I’ve always bemoaned the sense video games are about what’s next or new. Consumer culture, and in that order. Voraciously acquiring the latest and greatest. Finishing and forgetting before moving down the pile. Playing what’s popular because, isn’t everyone? Games that are eternally young, and demand the same of their audience.
Video games age poorly, much like our interests. Much like us. Code can break if not maintained. Graphics that once wowed wain in the light of the shinier and smaller and more photographically accurate.
I once reported on the vault at Disney where everything ever created, drawn, animated, programmed, or written down is stored. Climate controlled. Curated. There you’ll find – alongside every movie Disney has ever made – every game, complete with every console, handheld, generation of computer, or arcade cabinet. Video games, after all, are but code. They require machines. And those machines wither and age.
I was born in 1974. I’ve played video games since I was able. I’ve probably played hundreds of thousands in my lifetime, starting with the arcade classics like Pac-Man and Asteroids. Home consoles like the Atari 2600. The Fairchild Channel F. The Magnavox Odyssey. I no longer own any of those consoles, nor the ones that followed. The ColecoVision. The NES. The Genesis.

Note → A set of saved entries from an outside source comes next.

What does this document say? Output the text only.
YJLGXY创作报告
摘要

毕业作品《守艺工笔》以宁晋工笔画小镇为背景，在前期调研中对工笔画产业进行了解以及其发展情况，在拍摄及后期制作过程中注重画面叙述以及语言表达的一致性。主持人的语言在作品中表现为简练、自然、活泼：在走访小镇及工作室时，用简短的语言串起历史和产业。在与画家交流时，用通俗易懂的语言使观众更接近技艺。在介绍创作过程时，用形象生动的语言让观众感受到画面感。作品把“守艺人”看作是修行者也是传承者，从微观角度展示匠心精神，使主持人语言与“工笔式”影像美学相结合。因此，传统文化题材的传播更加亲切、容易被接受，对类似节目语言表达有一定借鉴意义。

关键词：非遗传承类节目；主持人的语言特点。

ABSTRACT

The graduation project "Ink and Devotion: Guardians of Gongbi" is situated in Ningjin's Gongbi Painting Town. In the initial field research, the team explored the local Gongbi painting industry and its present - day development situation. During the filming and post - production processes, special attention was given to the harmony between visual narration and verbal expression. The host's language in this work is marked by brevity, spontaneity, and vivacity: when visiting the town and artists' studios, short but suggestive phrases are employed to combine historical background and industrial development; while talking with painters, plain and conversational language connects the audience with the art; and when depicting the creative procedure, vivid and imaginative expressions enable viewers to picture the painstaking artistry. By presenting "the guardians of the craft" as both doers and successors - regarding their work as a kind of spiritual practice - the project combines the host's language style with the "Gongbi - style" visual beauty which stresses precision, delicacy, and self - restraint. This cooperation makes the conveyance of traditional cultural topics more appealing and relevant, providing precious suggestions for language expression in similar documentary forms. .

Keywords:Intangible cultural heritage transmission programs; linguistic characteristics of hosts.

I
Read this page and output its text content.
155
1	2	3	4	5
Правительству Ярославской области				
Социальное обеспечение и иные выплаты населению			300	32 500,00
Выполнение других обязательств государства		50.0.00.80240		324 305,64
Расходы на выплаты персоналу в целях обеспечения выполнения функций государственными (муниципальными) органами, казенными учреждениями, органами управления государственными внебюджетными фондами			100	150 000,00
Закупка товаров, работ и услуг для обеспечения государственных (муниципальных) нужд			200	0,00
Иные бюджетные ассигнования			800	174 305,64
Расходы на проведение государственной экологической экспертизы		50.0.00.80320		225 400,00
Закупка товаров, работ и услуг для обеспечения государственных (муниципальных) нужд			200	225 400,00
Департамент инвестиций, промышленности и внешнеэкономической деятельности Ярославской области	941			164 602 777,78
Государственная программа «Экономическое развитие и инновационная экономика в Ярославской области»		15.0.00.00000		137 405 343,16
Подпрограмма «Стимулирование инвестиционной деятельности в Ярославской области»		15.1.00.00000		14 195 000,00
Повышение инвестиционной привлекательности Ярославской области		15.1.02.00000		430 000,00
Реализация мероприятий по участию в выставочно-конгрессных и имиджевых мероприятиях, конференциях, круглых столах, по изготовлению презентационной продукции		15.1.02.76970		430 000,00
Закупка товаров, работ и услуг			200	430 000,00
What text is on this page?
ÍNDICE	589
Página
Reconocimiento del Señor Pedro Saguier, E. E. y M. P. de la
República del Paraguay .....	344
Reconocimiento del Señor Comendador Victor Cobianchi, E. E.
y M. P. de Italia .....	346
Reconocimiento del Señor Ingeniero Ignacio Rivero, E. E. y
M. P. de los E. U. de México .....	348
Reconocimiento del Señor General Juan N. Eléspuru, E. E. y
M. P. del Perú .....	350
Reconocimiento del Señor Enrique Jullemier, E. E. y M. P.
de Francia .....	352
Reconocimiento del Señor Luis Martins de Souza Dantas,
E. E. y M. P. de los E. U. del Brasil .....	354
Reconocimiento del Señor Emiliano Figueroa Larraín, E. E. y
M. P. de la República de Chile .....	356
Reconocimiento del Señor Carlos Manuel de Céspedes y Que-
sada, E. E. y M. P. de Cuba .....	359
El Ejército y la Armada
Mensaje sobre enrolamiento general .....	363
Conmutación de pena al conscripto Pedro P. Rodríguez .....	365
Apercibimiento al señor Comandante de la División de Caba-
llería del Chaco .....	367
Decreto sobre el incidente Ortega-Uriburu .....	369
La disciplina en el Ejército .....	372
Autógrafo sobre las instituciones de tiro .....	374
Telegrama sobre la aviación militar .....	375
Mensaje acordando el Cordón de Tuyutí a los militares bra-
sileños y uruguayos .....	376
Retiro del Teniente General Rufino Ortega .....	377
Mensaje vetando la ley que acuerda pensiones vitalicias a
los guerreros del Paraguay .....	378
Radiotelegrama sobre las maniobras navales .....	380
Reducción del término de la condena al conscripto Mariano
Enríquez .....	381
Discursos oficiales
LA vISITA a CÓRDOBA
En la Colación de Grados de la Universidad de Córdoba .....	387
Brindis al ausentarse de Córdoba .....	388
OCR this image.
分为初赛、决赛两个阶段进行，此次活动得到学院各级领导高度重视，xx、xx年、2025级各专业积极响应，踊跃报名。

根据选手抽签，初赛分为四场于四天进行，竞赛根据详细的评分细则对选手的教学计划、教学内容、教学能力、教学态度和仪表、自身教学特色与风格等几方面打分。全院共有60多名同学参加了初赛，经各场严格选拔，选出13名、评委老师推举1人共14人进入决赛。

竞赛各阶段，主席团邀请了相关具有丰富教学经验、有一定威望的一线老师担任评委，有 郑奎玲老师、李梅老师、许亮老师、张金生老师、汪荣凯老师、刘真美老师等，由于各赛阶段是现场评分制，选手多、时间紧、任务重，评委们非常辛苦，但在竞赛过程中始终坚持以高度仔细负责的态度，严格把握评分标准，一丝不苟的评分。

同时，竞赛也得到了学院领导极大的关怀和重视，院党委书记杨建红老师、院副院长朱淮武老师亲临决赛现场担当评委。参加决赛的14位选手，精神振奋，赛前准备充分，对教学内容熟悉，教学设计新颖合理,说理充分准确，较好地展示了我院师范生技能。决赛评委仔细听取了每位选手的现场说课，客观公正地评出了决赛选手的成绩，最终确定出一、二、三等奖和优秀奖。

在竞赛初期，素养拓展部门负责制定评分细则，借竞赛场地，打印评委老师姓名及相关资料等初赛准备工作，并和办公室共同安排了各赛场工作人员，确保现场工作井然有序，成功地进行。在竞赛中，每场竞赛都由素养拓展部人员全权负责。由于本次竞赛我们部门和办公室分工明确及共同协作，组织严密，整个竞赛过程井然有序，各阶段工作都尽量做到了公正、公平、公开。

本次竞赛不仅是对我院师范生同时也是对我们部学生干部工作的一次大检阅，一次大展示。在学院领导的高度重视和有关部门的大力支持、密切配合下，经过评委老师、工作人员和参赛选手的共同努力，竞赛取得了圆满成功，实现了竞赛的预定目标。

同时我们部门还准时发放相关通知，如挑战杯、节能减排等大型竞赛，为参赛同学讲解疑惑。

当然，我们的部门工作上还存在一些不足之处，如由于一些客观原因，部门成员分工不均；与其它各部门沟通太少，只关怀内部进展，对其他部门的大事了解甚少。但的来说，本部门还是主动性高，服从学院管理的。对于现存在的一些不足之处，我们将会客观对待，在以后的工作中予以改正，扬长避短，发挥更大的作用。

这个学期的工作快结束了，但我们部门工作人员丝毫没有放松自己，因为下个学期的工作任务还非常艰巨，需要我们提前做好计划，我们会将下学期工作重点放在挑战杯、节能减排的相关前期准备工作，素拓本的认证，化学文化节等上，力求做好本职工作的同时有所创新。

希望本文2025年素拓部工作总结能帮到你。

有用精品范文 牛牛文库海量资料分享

Unlike a good book, I can’t easily revisit some of my favorite video game experiences even if I wanted to. Not without spending more money, or breaking some law. And so, as much as I bemoan this sense that video games demand we forget them by their very nature, it has all the makings of an inescapable truth.
All the more reason why we should spend the effort to remember.
Escapist Magazine was founded in 2005 as a weekly publication of feature articles. Three or four – at first. Finely edited and illustrated articles about our shared love of video games, who makes them, and why. Compiled online as image files you could view – one page at a time – or download and print.
Many kept us on their coffee tables, or in their office. We were, we assume, in many bathrooms. We were here before phones were smart and an “iPad” sounded … well, like “an unmentionable.”
Many of you discovered Escapist Magazine years later, when we made our own “pivot to video,” in 2008. This was when YouTube was little more than an infant. When Facebook was still in college. Our comedians, critics, cynics, comics, and commentators showed us something new, while we expanded our written offerings with reviews and news. All the while, our commitment to creating timeless, humanist features endured. From the beginning, Escapist Magazine has published stories and videos you can’t find anywhere else.
Escapist Magazine was intended to be timeless, in the way of all finely crafted things. Even if video games are about what’s next or new, what fascinates us with them will never die. Now, as we bend inexorably into our own next newness, we take a look back. Over the coming weeks, Escapist Magazine will re-publish some of the great feature stories from our archive. Peppered with fresh original content, some from familiar voices, some new.
We hope these snapshots from our past will provide some insight into where we’re going. We believe they’re just as relevant today as they were when we first shared them with you.